リジョイス聖書日課

士師記1章 不徹底の中の小さな綻びが危機に繋がる

放送日
2025年5月13日(火)
お話し
吉岡 契典(神戸改革派神学校教授)

5月13日(火) 士師記1章

イスラエルも、強くなってから、カナン人を強制労働に服させたが、徹底的に追い出すことはしなかった。
日本聖書協会『聖書 新共同訳』士師記1章28節

士師記が扱うのは、ヨシュアの死後からサムエルによる王制の確立にいたる、紀元前1300〜1020年頃までの約三百年間のことです。

 ヨシュア記では、ヨシュアという優れた指導者の下で、イスラエルの民は希望に満ちあふれて、カナンの地を征服し、全土を支配下に置こうとしていたことが書き留められていました。先住民たちは依然、各地の町々に残っていましたが、既にイスラエルの民は、各部族の相続地の割り当てを決めていましたので、あとは各部族が分割された地からカナン人を追放し、完全に征服を完了すればそれでよかったのです。

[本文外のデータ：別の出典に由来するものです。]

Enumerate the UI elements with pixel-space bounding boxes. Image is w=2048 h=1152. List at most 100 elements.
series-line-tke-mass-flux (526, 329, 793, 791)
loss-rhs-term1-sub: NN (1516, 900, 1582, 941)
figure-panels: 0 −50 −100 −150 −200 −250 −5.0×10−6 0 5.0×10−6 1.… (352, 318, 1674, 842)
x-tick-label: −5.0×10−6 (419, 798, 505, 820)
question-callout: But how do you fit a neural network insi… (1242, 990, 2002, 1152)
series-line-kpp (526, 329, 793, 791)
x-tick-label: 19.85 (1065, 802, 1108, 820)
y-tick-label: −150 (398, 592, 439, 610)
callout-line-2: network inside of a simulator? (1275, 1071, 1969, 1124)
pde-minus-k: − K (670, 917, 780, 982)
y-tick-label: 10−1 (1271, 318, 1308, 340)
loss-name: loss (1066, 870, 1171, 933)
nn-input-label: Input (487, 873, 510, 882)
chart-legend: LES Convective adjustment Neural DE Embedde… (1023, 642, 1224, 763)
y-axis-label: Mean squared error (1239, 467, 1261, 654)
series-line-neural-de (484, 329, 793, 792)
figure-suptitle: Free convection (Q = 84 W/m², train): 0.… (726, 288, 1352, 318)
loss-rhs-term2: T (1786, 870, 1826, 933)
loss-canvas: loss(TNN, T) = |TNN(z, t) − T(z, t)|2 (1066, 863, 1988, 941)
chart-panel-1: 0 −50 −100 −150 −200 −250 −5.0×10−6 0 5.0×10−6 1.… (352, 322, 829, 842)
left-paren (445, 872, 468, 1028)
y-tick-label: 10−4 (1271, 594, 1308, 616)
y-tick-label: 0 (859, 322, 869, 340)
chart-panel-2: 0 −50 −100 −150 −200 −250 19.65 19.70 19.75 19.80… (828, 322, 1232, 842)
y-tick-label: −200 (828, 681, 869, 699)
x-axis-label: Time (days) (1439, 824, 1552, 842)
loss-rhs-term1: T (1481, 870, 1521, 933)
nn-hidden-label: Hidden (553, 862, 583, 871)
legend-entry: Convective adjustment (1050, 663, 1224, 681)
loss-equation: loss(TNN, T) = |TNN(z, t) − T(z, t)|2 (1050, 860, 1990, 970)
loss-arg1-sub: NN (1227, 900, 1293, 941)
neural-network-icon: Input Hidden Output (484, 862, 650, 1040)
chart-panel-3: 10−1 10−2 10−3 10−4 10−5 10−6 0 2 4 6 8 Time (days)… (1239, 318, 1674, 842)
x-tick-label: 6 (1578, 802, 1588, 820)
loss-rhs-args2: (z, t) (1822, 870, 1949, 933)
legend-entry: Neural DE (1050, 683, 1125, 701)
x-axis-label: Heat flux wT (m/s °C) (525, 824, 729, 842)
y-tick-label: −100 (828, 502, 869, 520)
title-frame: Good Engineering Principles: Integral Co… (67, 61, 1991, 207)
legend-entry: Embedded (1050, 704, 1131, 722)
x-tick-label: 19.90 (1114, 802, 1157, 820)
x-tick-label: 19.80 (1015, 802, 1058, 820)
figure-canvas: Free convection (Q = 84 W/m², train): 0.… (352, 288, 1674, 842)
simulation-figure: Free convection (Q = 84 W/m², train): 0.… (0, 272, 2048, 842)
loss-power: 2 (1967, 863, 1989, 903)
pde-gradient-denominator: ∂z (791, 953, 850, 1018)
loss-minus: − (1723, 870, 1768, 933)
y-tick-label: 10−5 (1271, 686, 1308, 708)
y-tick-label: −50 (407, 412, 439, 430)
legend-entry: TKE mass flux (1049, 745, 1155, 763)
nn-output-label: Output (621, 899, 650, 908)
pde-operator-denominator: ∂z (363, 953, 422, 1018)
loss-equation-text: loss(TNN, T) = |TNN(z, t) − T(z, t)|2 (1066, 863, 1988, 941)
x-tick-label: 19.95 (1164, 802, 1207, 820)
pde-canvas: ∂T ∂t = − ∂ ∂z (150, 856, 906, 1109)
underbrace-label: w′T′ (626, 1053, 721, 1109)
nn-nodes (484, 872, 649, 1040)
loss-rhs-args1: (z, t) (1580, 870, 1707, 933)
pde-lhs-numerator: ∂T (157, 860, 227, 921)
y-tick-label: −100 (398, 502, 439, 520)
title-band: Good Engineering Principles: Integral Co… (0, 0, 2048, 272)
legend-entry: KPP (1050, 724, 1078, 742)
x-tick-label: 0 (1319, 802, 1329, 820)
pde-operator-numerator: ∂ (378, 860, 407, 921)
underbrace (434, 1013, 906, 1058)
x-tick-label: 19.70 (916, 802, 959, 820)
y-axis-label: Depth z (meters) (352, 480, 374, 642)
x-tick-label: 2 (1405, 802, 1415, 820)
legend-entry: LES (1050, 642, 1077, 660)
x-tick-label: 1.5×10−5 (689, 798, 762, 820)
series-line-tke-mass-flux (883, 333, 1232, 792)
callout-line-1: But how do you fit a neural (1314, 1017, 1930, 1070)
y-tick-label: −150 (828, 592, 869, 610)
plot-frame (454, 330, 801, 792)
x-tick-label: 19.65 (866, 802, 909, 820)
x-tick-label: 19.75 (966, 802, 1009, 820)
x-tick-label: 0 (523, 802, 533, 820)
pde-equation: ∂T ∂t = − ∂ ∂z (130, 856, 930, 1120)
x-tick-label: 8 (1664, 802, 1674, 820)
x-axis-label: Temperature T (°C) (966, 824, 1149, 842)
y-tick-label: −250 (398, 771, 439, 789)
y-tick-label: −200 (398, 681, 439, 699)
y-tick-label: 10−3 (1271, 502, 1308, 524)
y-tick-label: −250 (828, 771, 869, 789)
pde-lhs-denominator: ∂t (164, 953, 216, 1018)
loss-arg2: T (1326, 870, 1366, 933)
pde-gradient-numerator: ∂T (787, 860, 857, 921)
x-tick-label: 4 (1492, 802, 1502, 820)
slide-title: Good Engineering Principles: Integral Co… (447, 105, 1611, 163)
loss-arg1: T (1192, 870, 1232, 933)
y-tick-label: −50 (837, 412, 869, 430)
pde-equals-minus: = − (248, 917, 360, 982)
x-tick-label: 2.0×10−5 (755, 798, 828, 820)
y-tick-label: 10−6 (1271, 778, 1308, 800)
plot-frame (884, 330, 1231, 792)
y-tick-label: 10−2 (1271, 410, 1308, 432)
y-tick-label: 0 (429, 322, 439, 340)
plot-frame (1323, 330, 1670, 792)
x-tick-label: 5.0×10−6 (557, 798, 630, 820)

 すべては順調に進んでいるかのように見えました。しかし、本当に難しいのはそれからでした。完全に征服する。そして異教の民を完全に絶やすという、この最後の詰めの戦いは、実は容易ではありませんでした。

 イスラエルの民は先住民族を、「徹底的に追い出すことはしなかった」と言われます。神の厳かな戒めを、自分勝手に解釈してしまうという甘さは、わが身にも思い当たる罪です。その罪は、小さな傷口から毒が体中に浸み込むようにして、全体を堕落させます。士師記にまず見えるのは、この水切りの悪さとも言えるような、人の罪ゆえの不徹底です。

 【祈り】

 主よ、御言葉を曲げてしまう私たちを赦してください。主に頼り、従う私たちとしてください。